According to the property consultancy, developers, managers of funds and real estate investment trusts (REITs), as well as lenders who participated in the survey said they will continue to invest or fund the retail sector as it still contains opportunities, with malls undergoing asset enhancements.
The retail and office sub-sectors are expected to continue generating the most interest, despite their unfavourable outlook. This is primarily due to the fact that these two sub-sectors generally have higher development values, said the consultancy.
Knight Frank Malaysia associate director of retail consultancy and leasing Rebecca Phan said Malaysia’s retail industry will continue to play a formidable role in the nation’s commercial property market.
“However, the outlook for the retail market does not look rosy in 2018 as an immediate rebound in consumer spending is highly unlikely.
“Despite the unfavourable sentiment surrounding the retail market, the sector will continue to attract investments as developers are expected to collaborate with experienced mall managers to enhance the attractiveness of their assets and remain competitive in the challenging operating environment,” she said.
Phan urged mall operators to look beyond mall occupancy in the current retail landscape as high occupancy no longer means high profitability.
Mall operators, she added, should place more emphasis on developing technologies and marketing tools, such as in the form of social media marketing, campaigns or workshops to lure shoppers to try out its tenants’ products.
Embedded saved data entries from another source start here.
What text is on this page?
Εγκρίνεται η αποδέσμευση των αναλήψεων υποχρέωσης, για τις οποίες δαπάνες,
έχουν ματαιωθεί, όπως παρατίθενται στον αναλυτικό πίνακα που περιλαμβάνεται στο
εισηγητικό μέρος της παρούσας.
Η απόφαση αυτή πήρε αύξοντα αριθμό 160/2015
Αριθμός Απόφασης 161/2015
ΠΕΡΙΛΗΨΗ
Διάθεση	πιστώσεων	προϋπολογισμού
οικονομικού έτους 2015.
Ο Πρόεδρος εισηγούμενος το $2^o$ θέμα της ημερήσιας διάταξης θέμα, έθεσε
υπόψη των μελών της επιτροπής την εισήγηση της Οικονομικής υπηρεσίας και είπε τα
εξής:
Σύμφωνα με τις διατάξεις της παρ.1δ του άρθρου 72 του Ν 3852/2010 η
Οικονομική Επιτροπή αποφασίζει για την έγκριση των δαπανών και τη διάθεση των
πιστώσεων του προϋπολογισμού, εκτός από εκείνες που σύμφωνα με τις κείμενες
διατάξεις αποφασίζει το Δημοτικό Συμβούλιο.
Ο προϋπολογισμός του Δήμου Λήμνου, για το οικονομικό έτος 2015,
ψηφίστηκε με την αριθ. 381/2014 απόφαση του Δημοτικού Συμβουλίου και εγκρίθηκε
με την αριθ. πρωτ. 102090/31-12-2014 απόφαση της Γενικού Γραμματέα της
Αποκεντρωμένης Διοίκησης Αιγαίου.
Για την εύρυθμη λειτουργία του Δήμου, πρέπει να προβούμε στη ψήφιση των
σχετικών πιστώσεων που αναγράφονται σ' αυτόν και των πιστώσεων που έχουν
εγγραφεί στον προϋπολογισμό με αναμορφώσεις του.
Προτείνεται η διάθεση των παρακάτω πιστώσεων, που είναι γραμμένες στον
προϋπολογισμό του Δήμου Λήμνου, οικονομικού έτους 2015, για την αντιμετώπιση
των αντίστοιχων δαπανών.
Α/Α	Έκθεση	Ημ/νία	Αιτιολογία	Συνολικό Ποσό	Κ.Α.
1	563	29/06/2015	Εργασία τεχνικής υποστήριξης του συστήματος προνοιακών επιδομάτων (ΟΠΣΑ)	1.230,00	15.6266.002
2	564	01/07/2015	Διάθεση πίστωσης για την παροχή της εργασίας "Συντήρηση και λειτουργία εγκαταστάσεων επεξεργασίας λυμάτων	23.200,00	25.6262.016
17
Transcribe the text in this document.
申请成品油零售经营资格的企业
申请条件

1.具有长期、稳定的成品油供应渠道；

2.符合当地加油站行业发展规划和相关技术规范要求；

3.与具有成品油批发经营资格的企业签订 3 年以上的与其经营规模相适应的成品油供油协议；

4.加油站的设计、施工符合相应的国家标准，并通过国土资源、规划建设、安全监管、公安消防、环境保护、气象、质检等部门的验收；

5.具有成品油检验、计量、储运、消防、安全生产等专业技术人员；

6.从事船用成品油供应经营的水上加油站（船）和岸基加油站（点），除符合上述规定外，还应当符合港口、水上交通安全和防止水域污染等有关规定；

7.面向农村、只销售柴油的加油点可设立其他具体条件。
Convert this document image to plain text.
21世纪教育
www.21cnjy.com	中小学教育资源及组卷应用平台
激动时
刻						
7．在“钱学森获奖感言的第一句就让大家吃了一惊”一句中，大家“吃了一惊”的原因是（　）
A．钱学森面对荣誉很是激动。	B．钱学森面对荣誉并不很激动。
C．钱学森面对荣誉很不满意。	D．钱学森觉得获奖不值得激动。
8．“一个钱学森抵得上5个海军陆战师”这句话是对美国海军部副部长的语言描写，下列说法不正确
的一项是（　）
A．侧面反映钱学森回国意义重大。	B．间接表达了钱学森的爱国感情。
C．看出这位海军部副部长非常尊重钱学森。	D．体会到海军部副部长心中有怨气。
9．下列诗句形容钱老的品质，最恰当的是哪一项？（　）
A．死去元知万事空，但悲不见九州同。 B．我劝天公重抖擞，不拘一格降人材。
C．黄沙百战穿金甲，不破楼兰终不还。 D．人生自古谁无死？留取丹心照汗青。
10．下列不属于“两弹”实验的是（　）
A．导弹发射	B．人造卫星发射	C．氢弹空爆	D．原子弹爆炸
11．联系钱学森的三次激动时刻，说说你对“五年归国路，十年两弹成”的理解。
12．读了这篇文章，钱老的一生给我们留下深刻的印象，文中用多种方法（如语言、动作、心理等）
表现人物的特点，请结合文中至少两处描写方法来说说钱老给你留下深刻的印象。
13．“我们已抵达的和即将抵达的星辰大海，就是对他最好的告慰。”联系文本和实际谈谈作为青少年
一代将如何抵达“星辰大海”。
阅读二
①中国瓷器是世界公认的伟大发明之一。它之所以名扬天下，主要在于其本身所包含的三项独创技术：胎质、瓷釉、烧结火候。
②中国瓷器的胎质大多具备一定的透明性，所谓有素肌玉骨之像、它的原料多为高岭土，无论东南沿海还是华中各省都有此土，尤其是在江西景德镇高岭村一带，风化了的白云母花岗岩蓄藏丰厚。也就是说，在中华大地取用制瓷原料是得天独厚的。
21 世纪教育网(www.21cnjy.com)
“Also, it has become more common for mall operators to utilise F&B operators to act as crowd pullers to increase footfalls,” she continued.
However, Phan noted that there is a need to maintain a balanced tenant mix to generate a conducive retail experience.
“Therefore, F&B operators shall not occupy more than 35% of a mall’s net lettable area,” she said.
The retail sub-sector had a rather muted performance in 2017. There was a decline in sales by merchants across different sectors. Moreover, the Consumer Sentiments Index stood at 82.6 points, below the 100-point threshold. Hence, the outlook remains bleak as consumers continue to be prudent in their spending habits.
Competition among retailers remains stiff. “The presence of more shopping malls in the market, with similar offering of goods and services, will further dilute the market,” Knight Frank concluded.
On the other hand, the survey found that property developers are also planning to invest more in the hotel/leisure sub-sector as tourism in Malaysia remains strong. This sub-sector acts as a logical avenue for them to diversify beyond the weakening office and retail sub-sectors, which used to be the highly coveted sub-sectors for developers, the consultancy said.
Lenders are also positive about the hotel/leisure sub-sector and this may be attributed to the resilient tourism industry, which has a direct correlation with hotel occupancy levels.
Meanwhile, managers of funds and REITs are looking to invest in the retail, logistics/industrial and healthcare/institutional sub-sectors, due to higher yields and brighter prospects supported by the rise in e-commerce.
However, lenders remain cautious of the logistics/industrial sub-sector amid the immense hype surrounding it, although the fundamental outlook for the sub-sector remains positive.